Investigation of the Electrical Characteristics on Measurement Frequency of a Thin-Film Ceramic Humidity Sensor

Abstract

Efforts have been made by the researchers to enhance the sensitivity of a humidity sensor by selecting and fabricating different nanostructures thin films and optimizing their pore morphology. However, other characteristics, such as nonlinearity, hysteresis, reproducibility, response and recovery times, and selectivity, are equally important for real time measurement, monitoring, and controlling of humidity. It is reported that a low signal frequency is essential for enhanced sensitivity, but the effect of the signal frequency on other characteristics is rarely investigated. We have investigated the role of the signal frequency on the response characteristics of a nanostructure ceramic thin-film interdigitated electrode humidity sensor for the first time.

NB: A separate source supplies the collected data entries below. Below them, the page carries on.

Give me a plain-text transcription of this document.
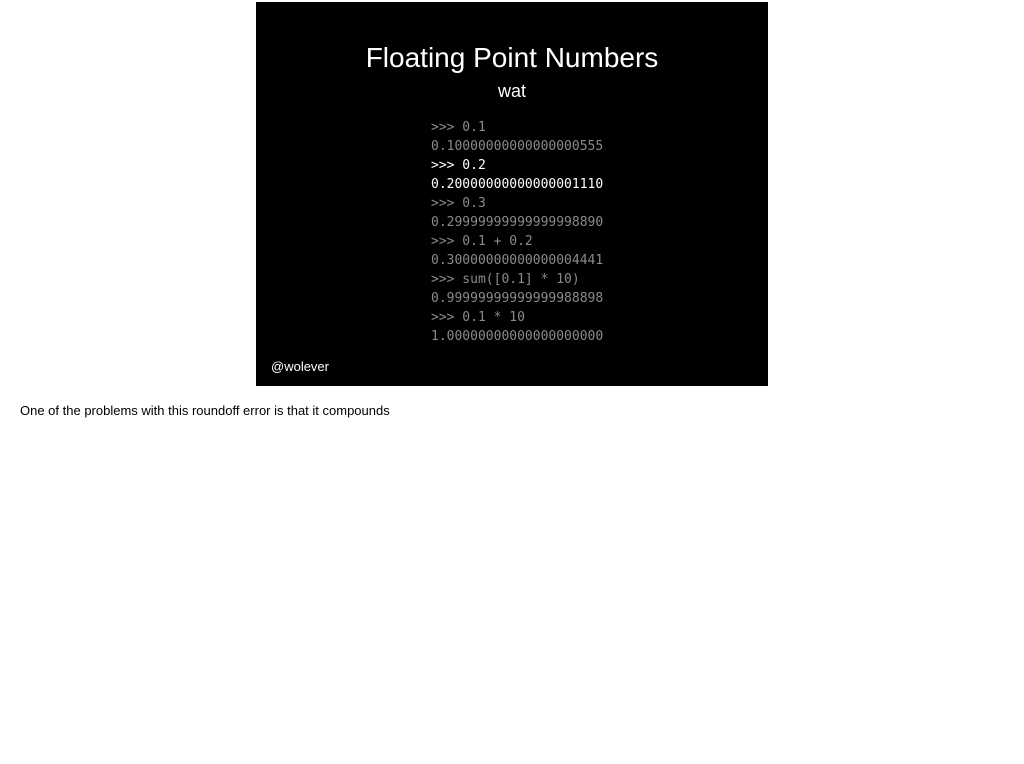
Floating Point Numbers
wat
>>> 0.1
0.10000000000000000555
>>> 0.2
0.20000000000000001110
>>> 0.3
0.29999999999999998890
>>> 0.1 + 0.2
0.30000000000000004441
>>> sum([0.1] * 10)
0.99999999999999988898
>>> 0.1 * 10
1.00000000000000000000
@wolever
One of the problems with this roundoff error is that it compounds
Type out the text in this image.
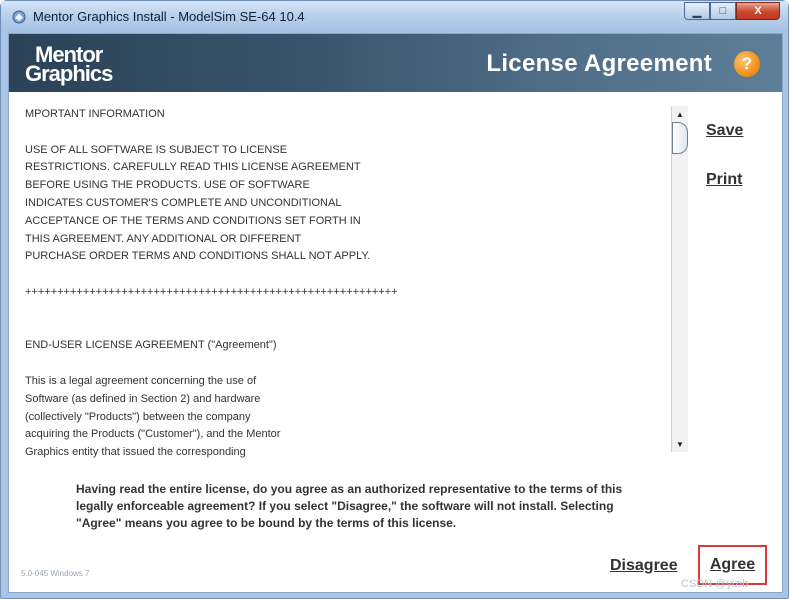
Mentor Graphics Install - ModelSim SE-64 10.4	▁	□	X
Mentor
Graphics	License Agreement	?
MPORTANT INFORMATION

USE OF ALL SOFTWARE IS SUBJECT TO LICENSE
RESTRICTIONS. CAREFULLY READ THIS LICENSE AGREEMENT
BEFORE USING THE PRODUCTS. USE OF SOFTWARE
INDICATES CUSTOMER'S COMPLETE AND UNCONDITIONAL
ACCEPTANCE OF THE TERMS AND CONDITIONS SET FORTH IN
THIS AGREEMENT. ANY ADDITIONAL OR DIFFERENT
PURCHASE ORDER TERMS AND CONDITIONS SHALL NOT APPLY.

++++++++++++++++++++++++++++++++++++++++++++++++++++++++++

END-USER LICENSE AGREEMENT ("Agreement")

This is a legal agreement concerning the use of
Software (as defined in Section 2) and hardware
(collectively "Products") between the company
acquiring the Products ("Customer"), and the Mentor
Graphics entity that issued the corresponding
▲
▼
Save
Print
Having read the entire license, do you agree as an authorized representative to the terms of this legally enforceable agreement? If you select "Disagree," the software will not install. Selecting "Agree" means you agree to be bound by the terms of this license.
5.0-045 Windows 7	Disagree Agree
CSDN @yizib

Our studies show that although the sensitivity is high at low frequency, the performance of the sensor is highly nonlinear and frequency dependent. At high frequency above 100 kHz, the sensitivity is reduced, but other characteristics of the sensors are improved significantly. Improved characteristics are due to the reduced effect of double layer capacitance that plays a significant role for extreme sensitivity at low frequency. The effect of double layer capacitance is rarely considered for evaluating the response characteristics in the literatures. Results show that at 200-kHz frequency, nonlinearity and hysteresis are 9.39% and 16.77%, while at 100 Hz, these values are 5588% and 70.8%, respectively. Improve response characteristics will reduce the complexity of signal conditioning, particularly nonlinearity and hysteresis, the compensation of which is essential for almost all types of humidity sensors.